Despite his photographic memory, Greg could not bring up those last three numbers. He did remember all his grade school classmates and teachers, and where he sat in each classroom. But those three numbers? This was the first time he sensed that his mind wasn’t as sharp as it used to be.
This humbled Greg.
He decided to call Lorraine.
“Oh that stupid pin!” she said, and she laughed and laughed and laughed, and just kept laughing. Greg imagined the tears of relief rolling down her face, and her hands, a little rough from washing pots at Loaves and Fishes where she volunteered, and he felt good, damn good because he had not made her this happy in a long time. Greg laughed along with her.

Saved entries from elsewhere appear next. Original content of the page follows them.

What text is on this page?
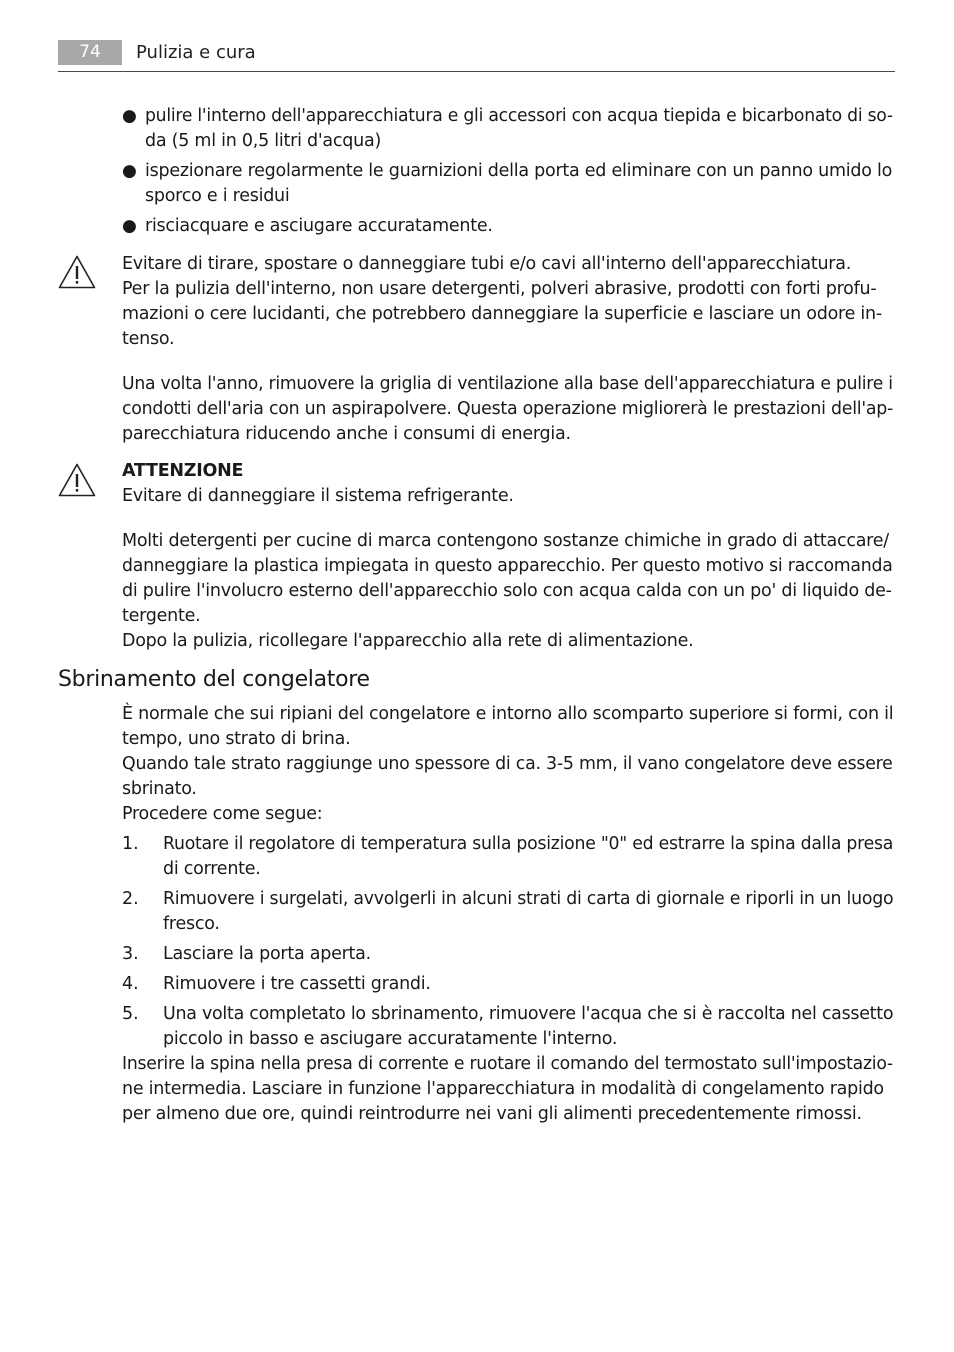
74	Pulizia e cura
● pulire l'interno dell'apparecchiatura e gli accessori con acqua tiepida e bicarbonato di so-
da (5 ml in 0,5 litri d'acqua)
● ispezionare regolarmente le guarnizioni della porta ed eliminare con un panno umido lo
sporco e i residui
● risciacquare e asciugare accuratamente.
Evitare di tirare, spostare o danneggiare tubi e/o cavi all'interno dell'apparecchiatura.
Per la pulizia dell'interno, non usare detergenti, polveri abrasive, prodotti con forti profu-
mazioni o cere lucidanti, che potrebbero danneggiare la superficie e lasciare un odore in-
tenso.
Una volta l'anno, rimuovere la griglia di ventilazione alla base dell'apparecchiatura e pulire i
condotti dell'aria con un aspirapolvere. Questa operazione migliorerà le prestazioni dell'ap-
parecchiatura riducendo anche i consumi di energia.
ATTENZIONE
Evitare di danneggiare il sistema refrigerante.
Molti detergenti per cucine di marca contengono sostanze chimiche in grado di attaccare/
danneggiare la plastica impiegata in questo apparecchio. Per questo motivo si raccomanda
di pulire l'involucro esterno dell'apparecchio solo con acqua calda con un po' di liquido de-
tergente.
Dopo la pulizia, ricollegare l'apparecchio alla rete di alimentazione.
Sbrinamento del congelatore
È normale che sui ripiani del congelatore e intorno allo scomparto superiore si formi, con il
tempo, uno strato di brina.
Quando tale strato raggiunge uno spessore di ca. 3-5 mm, il vano congelatore deve essere
sbrinato.
Procedere come segue:
1. Ruotare il regolatore di temperatura sulla posizione "0" ed estrarre la spina dalla presa
di corrente.
2. Rimuovere i surgelati, avvolgerli in alcuni strati di carta di giornale e riporli in un luogo
fresco.
3. Lasciare la porta aperta.
4. Rimuovere i tre cassetti grandi.
5. Una volta completato lo sbrinamento, rimuovere l'acqua che si è raccolta nel cassetto
piccolo in basso e asciugare accuratamente l'interno.
Inserire la spina nella presa di corrente e ruotare il comando del termostato sull'impostazio-
ne intermedia. Lasciare in funzione l'apparecchiatura in modalità di congelamento rapido
per almeno due ore, quindi reintrodurre nei vani gli alimenti precedentemente rimossi.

Then he went outside to his van. He gazed back longingly at his century-old, decrepit house that he was sure to lose, because he lacked an evasive and deceitful character. He did not have the right kind of friends, but he had brains and brawn, so he grabbed the driver’s window and physically pushed the window down so he would not be asphyxiated while driving home.
On route 81, the van drove as smoothly as any 267,000-dollar luxury vehicle. Greg did not need a luxury vehicle – like a Prevost Marathon – because he had his own personal vehicle, paid for by his own personal money. And as he passed countless groves of sumac, and farmland bursting with sweetcorn-on-the-cob, he imagined how much fun he would have tonight dancing with Lorraine, a plebian activity, and certainly not something a supreme court justice would ever be caught doing.